McCall and his canine traveling companion, Sloan, pull into the “Old Home Filler-Up an’ Keep On-a-Truckin’ Cafe” for a meal break. The two develop a romantic crush on a waitress named Mavis. In the commercials, Mavis serves breakfast or lunch featuring a particular type of baked product, bread, buns, or rolls. Eventually other scenarios are broadcast as the “relationship” between McCall and Mavis develops.
The commercials became a cult favorite among Midwesterners. Many of us privately enjoyed their camp humor, but never publicly admitted it. A country single was released to radio stations that actually got enough airplay to make it up to number 19 on the US Country Music Charts and 54 on the Billboard “Hot 100” charts in 1974. “Old Home Filler-Up an’ Keep On-a-Truckin’ Cafe” became C.W. McCall’s induction into American culture.
Soon, other baking companies bought variations on the Old Home theme, customized to their own product lines. C.W. McCall’s voice-over pitched their bread. The original campaign earned a 1974 Clio Award for the Omaha, Nebraska ad agency that produced it.
McCall is actually William Fries, Jr. He was born November 15, 1928 in the small Iowa town of Audubon. Fries studied fine arts at the University of Iowa and played in the concert band. Fries worked at an Omaha television station in the art department. He then was hired at Bozell & Jacobs agency in Omaha.
It was during his employment as a creative director for the Omaha agency, Bozell & Jacobs that Fries created the campaign for the Metz Baking Company. Fries and Omaha musician, Chip Davis, collaborated to create the catchy campaign. The commercials’ truck driver was played by Jim Finlayson of Dallas, Texas and Mavis by Jean McBride Capps, also from Dallas.
The commercials were so popular that viewers began calling radio stations, requesting to hear the music.

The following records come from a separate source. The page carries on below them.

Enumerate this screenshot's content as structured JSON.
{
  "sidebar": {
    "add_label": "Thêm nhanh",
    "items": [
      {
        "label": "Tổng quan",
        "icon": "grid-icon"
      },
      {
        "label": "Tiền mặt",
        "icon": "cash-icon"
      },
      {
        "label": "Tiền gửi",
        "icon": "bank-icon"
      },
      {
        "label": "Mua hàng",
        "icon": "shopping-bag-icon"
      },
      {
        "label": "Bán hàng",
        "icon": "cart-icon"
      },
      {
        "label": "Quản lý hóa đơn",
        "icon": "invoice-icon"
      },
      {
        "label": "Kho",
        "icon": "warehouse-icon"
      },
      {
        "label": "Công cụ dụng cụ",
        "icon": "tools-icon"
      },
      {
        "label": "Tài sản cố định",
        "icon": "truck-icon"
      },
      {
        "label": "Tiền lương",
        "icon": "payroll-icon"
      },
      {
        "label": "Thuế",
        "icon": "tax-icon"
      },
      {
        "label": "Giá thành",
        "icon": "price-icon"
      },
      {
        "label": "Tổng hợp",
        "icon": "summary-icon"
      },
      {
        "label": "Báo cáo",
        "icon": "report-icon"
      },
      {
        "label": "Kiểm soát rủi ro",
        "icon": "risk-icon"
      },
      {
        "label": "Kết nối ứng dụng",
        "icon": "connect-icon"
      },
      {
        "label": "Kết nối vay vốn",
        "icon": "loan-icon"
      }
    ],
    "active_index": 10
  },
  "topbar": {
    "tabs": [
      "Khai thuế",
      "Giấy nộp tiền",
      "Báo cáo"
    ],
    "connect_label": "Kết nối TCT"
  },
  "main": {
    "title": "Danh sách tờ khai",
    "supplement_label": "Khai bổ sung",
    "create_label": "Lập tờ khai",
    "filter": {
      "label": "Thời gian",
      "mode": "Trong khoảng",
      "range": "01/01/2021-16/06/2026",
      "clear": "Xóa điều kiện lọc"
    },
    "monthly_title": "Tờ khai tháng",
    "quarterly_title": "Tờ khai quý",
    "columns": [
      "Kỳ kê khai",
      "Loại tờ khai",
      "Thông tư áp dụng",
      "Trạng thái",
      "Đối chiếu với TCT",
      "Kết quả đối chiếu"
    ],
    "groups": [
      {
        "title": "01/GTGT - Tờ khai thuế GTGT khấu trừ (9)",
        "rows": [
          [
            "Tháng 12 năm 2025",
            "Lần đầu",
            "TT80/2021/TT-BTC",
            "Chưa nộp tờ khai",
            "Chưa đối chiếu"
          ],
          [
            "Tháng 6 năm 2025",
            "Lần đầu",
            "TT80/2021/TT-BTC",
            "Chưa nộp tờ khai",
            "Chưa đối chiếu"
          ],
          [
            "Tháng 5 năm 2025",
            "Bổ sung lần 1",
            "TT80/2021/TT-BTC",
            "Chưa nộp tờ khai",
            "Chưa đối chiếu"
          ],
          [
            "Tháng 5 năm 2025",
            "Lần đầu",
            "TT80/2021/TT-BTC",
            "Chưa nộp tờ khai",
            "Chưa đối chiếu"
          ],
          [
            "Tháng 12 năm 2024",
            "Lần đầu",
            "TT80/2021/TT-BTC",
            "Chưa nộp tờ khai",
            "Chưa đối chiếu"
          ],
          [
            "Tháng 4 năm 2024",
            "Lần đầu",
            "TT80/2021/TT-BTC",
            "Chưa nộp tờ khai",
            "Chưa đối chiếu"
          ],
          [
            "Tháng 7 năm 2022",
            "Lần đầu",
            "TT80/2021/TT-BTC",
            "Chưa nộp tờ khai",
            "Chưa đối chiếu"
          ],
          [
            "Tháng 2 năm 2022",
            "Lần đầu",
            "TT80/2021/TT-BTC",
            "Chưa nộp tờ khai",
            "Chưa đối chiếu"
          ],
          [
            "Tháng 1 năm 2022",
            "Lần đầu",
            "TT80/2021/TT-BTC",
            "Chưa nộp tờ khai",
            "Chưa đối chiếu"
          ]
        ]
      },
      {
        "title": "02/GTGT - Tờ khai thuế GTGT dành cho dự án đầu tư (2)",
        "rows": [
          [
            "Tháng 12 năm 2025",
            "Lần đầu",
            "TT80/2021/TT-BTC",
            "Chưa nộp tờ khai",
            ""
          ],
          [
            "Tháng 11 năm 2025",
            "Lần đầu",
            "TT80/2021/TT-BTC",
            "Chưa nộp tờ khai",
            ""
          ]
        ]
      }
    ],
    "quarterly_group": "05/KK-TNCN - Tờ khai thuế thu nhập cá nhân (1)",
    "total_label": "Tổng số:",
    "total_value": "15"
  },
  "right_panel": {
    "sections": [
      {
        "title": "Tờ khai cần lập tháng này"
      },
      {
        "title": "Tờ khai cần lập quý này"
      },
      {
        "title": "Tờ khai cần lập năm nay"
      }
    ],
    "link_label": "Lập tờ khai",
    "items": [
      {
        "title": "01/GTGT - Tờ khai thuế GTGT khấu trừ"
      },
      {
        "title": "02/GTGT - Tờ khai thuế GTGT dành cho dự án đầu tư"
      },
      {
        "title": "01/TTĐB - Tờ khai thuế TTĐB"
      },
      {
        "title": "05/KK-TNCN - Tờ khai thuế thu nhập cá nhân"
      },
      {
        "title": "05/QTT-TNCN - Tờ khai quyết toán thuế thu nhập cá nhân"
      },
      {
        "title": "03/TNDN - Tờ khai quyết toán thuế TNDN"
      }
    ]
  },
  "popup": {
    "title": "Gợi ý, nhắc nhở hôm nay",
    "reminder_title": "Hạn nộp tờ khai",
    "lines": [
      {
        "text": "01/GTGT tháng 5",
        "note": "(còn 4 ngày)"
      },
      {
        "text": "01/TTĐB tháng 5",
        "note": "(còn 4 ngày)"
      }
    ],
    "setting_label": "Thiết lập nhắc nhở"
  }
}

There was not yet a record, so Chip Davis and William Fries rewrote the commercial copy and music then created a musical group called “The Old Home Band”. They recorded the song with MGM Records. After plenty of Midwest airplay, the two writers followed the single with an album.
A second album was released by the Old Home Band in 1975, called “Black Bear Road”. Album sales reached a respectable number 12 on the Billboard Magazine popular album charts. The first single became a sensation. “Convoy” took only two weeks to reach “gold” status. In its first month, buyers bought over 1,000,000 copies of “Convoy”. Eventually, more than 10,000,000 had been sold into the late 1970s. Another trucker themed single, “Wolf Creek Pass”, also reached cult status.
McCall’s popularity coincided with the tail end of the era of Citizens Band radios, 8-Track tape cartridges, and trucker culture. It was a no-brainer to parlay “Convoy” into a movie of the same title. “Convoy”, the movie, starred Kris Kristopherson in the leading role. Supporting actors
included: Ali MacGraw, Ernest Borgnine, and Burt Young. The film eventually grossed $45,000,000.
By the time “Convoy” the movie was released McCall could see that the trucking fad would soon be over, and along with it, his musical career, too. In 1977, McCall released the album “Roses for Mama”. The title track became a major Country hit. He did take time out to record a couple of minor hits. In 1980 he came out with a song about the Iranian hostage crisis called “Kidnap America”. Then in 1983 McCall recorded “Pine Tar Wars”, which refers to the baseball dispute between the Yankees and the Royals in which a large quantity of pine tar resin was allegedly applied to a bat used by Kansas City player George Brett.
At the end of McCall’s musical career, he focused his energy on the nation’s environmental movement and moved to Colorado. In 1982 McCall was elected mayor of Ouray, Colorado. He served in that capacity for six years.
In 1990, McCall had a failed comeback with an off-the-wall song inspired by a supposed 19th century cannibal, Alferd Packer. “Comin’ Back For More” was only a minor hit. Many of McCall’s hits have been collected into an American Gramaphone collection on CD.
The Blue Jay of Happiness notes that C.W. McCall’s collaborator, Chip Davis, went on to enjoy fame and fortune as the founder of American Gramaphone Records and the electronic/new age group “Mannheim Steamroller”.